30分くらい過ぎた後、小百合はユイのお店にプリンを買いに行くことにした。

「いらっしゃいませ!あっ、小百合ちゃん」
「ユイちゃん、こんちわ。プリン買いに来た。今日もお客さん多いね」
「嬉しいことだけどね。で、今日はどれがいい?」

「二つ欲しいんだけど、ユイちゃん決めてくれる?」

「じゃぁ、ハード系とソフト系にするね。紅茶のプリンと、カラメル別添えのプリンでいいかな?」
「うん♪それがいい」
「800円、頂きます」

「ありがとうございました!。来てくれてありがとうね!」
「うん♪じゃ、明日!」

小百合は家に帰ってとりあえず、プリンを冷蔵庫に入れた。

「今日は時間が経つのが遅いなぁ。まだ5時かぁ」
小百合は洗濯物をたたみながら、晩ご飯をどうしようか考えていた。

「ゆいが行っちゃってから、何にも作ってない。
今から買い物に行こうかな」

買い物に行く前に冷蔵庫を開ける小百合。
「冷凍庫にひき肉があるから、これ出しといて・・・・。
あ~ぁ、野菜の殆どが傷んでるし。買い直さないと」

外が薄暗くなった頃、小百合はスーパーへ出かけた。
閉店1時間前となると、値引き品が棚に並ぶ。

「お~っ良いじゃん。あっ、ジャガイモも安くなってる。

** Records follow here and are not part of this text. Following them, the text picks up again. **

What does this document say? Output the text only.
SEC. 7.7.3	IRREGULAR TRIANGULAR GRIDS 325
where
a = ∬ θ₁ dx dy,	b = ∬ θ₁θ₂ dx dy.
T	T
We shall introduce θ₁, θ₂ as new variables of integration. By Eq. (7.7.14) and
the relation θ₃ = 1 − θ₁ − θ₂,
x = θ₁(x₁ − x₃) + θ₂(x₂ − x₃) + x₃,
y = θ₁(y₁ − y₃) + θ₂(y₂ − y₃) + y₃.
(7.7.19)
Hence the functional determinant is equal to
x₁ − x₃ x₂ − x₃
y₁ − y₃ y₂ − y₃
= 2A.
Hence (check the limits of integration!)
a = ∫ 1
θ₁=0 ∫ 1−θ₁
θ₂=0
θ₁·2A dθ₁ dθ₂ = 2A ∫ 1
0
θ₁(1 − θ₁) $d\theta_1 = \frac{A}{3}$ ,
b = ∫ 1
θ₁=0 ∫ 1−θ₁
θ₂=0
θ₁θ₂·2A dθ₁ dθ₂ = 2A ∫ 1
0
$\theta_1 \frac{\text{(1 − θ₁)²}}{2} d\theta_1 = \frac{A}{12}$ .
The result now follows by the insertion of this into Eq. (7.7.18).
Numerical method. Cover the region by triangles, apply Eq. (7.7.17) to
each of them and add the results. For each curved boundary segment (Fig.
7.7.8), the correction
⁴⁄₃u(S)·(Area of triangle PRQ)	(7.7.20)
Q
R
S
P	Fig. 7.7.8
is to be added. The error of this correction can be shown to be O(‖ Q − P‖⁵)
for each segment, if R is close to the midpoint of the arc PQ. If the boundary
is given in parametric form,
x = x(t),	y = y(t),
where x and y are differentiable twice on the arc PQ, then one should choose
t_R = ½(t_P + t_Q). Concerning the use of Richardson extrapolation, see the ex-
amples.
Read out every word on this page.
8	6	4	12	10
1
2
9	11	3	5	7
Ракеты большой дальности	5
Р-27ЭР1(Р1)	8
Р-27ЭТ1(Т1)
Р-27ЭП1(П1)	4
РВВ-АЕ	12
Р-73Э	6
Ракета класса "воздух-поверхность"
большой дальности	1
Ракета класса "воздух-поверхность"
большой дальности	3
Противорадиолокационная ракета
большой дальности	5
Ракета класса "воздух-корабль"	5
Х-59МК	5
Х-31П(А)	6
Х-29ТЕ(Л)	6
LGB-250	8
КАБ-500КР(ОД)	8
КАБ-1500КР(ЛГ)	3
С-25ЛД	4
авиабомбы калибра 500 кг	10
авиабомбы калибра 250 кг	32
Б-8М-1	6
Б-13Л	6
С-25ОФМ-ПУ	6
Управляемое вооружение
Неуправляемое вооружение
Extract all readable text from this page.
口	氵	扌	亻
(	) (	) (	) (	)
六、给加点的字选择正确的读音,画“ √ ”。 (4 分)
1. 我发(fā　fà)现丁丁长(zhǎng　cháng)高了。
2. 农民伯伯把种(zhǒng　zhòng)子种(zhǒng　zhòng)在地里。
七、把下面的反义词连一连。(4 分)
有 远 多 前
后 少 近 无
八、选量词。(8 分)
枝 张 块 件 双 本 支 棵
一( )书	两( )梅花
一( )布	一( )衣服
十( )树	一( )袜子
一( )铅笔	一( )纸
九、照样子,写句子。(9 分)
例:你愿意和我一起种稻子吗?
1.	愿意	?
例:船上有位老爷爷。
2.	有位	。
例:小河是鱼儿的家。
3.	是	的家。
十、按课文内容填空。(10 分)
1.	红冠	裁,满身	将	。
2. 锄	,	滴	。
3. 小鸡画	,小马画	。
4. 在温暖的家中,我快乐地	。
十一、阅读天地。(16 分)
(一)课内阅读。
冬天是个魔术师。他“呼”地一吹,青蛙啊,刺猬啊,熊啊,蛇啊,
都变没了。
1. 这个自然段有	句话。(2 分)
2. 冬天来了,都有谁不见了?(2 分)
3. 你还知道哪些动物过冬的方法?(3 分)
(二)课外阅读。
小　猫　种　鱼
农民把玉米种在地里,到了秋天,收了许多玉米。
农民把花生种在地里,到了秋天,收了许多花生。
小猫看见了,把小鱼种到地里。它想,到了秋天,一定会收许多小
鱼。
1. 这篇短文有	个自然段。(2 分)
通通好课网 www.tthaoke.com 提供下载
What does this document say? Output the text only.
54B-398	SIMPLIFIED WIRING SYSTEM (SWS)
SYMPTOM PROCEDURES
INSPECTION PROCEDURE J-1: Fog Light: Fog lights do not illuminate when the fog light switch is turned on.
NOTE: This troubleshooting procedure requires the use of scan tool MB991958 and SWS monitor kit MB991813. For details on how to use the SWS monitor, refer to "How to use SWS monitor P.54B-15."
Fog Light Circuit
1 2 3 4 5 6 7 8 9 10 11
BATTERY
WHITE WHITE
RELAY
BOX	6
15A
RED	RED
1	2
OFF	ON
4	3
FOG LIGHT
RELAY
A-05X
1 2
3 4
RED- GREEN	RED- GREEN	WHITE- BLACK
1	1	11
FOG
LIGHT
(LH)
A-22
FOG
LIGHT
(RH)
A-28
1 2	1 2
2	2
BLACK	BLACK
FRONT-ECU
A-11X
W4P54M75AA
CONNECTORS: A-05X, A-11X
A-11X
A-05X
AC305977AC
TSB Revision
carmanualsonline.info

ちょうど良かった♪」

小百合は家に帰ってから、コロッケを作ろうとジャガイモを茹で始めた。

「ゆいは、私が作ったコロッケ食べてなかったっけ?上手く出来たら、帰って来た時に作ってあげようかな」

どれだけか振りに作った料理。

「そうだ!ゆいに教えてあげよう」

スマホで写真を撮り、インスタに上げた。